Keywords: classification, empirical Bayes, Medicare, profiling, quality assessment

Assessing and reporting the comparative performance of health care providers is one of several approaches to meaningful quality measurement that is associated with improvements in provider performance. Data from Medicare, which insures 50 million Americans, are a potentially highly valuable source of information on provider performance. However, systematic evaluation of Medicare claims-based approaches to provider profiling is needed to ensure that error arising from both random variability and imperfect performance of claims-based measures does not result in erroneous estimates of provider performance. Motivated by the case of screening mammography quality improvement in which several claim-based measures for performance have been developed, we investigated claims-based approaches to classifying providers as failing to meet guideline performance thresholds.
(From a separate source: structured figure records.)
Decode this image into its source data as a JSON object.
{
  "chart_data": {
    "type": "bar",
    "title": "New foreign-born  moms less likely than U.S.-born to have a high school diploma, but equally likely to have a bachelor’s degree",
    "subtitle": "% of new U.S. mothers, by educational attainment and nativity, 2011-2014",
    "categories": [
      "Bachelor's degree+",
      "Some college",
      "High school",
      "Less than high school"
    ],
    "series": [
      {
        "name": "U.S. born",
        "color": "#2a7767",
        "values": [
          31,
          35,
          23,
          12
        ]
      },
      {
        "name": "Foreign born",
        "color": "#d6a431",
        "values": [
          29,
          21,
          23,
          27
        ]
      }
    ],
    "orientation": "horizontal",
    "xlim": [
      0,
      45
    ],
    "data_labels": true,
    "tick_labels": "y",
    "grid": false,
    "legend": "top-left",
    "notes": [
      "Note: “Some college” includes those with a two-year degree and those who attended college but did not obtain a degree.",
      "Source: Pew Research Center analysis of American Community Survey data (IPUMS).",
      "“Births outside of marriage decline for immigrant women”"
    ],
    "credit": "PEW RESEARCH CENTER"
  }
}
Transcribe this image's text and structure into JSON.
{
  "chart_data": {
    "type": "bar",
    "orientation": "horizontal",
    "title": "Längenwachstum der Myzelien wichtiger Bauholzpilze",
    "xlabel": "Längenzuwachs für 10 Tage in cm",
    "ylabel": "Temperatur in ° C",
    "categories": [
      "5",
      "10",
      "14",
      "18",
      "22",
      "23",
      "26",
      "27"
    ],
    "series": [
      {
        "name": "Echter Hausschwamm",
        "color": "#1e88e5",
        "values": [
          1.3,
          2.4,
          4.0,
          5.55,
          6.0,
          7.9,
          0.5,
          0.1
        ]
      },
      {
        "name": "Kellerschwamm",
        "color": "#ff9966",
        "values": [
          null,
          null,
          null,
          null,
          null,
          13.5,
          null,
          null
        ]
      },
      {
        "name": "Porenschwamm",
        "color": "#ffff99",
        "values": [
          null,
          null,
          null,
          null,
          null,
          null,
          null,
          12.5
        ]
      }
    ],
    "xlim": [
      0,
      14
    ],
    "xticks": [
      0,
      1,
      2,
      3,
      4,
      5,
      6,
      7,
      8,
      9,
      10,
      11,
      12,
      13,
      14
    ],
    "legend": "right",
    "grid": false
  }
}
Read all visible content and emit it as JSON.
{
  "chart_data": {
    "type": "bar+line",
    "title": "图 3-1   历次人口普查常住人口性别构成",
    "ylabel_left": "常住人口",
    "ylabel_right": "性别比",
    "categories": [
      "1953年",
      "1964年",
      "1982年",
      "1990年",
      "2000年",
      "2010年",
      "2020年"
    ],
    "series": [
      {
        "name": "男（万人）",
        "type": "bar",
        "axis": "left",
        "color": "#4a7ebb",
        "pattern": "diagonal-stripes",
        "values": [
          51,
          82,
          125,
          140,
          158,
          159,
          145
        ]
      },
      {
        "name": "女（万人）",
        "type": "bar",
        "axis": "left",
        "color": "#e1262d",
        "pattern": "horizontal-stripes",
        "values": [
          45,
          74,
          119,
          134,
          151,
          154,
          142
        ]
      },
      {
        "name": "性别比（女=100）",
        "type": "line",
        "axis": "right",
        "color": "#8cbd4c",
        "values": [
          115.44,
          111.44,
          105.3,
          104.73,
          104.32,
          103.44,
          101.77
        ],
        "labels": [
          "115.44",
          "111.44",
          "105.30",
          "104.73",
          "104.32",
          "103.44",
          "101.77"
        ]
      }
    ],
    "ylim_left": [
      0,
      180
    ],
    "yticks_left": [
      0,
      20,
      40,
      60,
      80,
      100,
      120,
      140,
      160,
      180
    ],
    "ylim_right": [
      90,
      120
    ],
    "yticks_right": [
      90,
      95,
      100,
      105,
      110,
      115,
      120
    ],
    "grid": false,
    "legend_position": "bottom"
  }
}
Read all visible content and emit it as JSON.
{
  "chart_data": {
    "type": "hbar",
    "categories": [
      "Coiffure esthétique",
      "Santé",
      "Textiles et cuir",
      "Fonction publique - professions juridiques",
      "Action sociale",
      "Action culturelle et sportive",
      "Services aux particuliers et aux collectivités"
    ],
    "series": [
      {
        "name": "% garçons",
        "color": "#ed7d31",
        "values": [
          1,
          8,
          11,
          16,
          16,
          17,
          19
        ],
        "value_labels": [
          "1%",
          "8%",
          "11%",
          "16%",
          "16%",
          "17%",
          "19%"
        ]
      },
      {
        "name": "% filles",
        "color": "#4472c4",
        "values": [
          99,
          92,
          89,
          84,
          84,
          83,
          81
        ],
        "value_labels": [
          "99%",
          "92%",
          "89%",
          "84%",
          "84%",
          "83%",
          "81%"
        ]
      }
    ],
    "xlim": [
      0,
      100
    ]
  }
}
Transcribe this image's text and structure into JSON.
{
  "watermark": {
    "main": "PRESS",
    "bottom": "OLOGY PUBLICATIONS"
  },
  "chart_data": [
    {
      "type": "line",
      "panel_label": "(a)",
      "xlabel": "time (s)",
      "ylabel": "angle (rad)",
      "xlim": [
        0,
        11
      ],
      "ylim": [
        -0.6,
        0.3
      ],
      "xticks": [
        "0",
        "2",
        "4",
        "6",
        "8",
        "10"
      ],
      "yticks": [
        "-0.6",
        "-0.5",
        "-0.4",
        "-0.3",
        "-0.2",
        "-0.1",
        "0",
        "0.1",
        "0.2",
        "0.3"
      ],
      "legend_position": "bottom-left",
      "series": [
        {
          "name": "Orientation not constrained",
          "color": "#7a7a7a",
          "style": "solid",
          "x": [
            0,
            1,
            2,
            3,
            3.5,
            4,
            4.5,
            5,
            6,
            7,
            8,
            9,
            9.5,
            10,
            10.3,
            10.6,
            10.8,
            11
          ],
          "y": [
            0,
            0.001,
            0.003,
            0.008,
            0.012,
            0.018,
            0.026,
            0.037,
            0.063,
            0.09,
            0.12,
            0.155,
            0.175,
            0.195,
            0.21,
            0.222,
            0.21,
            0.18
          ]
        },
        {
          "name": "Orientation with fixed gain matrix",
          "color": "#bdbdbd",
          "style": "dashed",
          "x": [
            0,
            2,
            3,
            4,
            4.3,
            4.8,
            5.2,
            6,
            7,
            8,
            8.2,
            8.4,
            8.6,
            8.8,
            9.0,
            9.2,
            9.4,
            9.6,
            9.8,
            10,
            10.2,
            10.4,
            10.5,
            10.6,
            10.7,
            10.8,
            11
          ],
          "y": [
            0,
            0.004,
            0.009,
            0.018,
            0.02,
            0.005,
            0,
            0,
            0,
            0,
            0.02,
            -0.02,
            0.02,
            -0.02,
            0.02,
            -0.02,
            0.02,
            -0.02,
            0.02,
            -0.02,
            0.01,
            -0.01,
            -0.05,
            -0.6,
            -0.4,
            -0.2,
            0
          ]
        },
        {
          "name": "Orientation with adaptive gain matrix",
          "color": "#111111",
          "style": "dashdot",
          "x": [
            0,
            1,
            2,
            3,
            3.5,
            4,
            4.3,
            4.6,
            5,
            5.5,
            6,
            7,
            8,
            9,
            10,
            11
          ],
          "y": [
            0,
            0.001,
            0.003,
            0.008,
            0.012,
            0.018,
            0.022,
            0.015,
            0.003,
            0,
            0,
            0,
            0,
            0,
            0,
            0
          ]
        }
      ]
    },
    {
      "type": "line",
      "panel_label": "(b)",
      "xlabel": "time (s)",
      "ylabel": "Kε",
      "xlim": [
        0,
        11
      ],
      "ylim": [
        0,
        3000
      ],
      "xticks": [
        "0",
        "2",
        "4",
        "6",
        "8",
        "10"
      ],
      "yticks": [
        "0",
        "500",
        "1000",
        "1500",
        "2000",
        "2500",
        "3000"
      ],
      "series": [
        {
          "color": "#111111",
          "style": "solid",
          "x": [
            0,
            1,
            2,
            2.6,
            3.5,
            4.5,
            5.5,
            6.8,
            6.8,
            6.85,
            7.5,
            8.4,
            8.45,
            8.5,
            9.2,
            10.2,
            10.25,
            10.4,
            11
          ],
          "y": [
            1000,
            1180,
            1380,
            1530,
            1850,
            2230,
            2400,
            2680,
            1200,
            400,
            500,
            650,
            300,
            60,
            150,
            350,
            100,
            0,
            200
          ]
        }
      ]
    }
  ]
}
We investigated classification accuracy as a function of sensitivity and specificity of the claims-based algorithm, provider volume, and outcome prevalence. We used simulation studies to calculate sensitivity and specificity for identifying poor performing providers based on three statistical approaches: a method based on maximum likelihood point estimates alone, a maximum likelihood approach incorporating uncertainty via confidence intervals, and an empirical Bayes approach. In a population with mean outcome frequency of 8.5%, similar to the distribution for mammography recall rates, the Bayesian approach identified 72% of providers truly exceeding a performance threshold of 12%. However, in a population with mean outcome frequency of just 6 per 1000, similar to the distribution of breast cancer detection rates, this approach identified <1% of providers with true performance below 2 per 1000. Maximum likelihood-based approaches identified a higher proportion of poor performing providers but at the cost of erroneously flagging a higher proportion of adequate performers as poor performers. Although claims-based algorithms have the potential to accurately classify providers on a common outcome measure like mammography recall rate, they had poor accuracy for a rare outcome like breast cancer detection rate. For a rare outcome, even slightly imperfect claims-based algorithm performance leads to poor classification accuracy for profiling provider performance. Any claims-based profiling approach must be validated and carefully assessed before being considered for use in targeted quality improvement.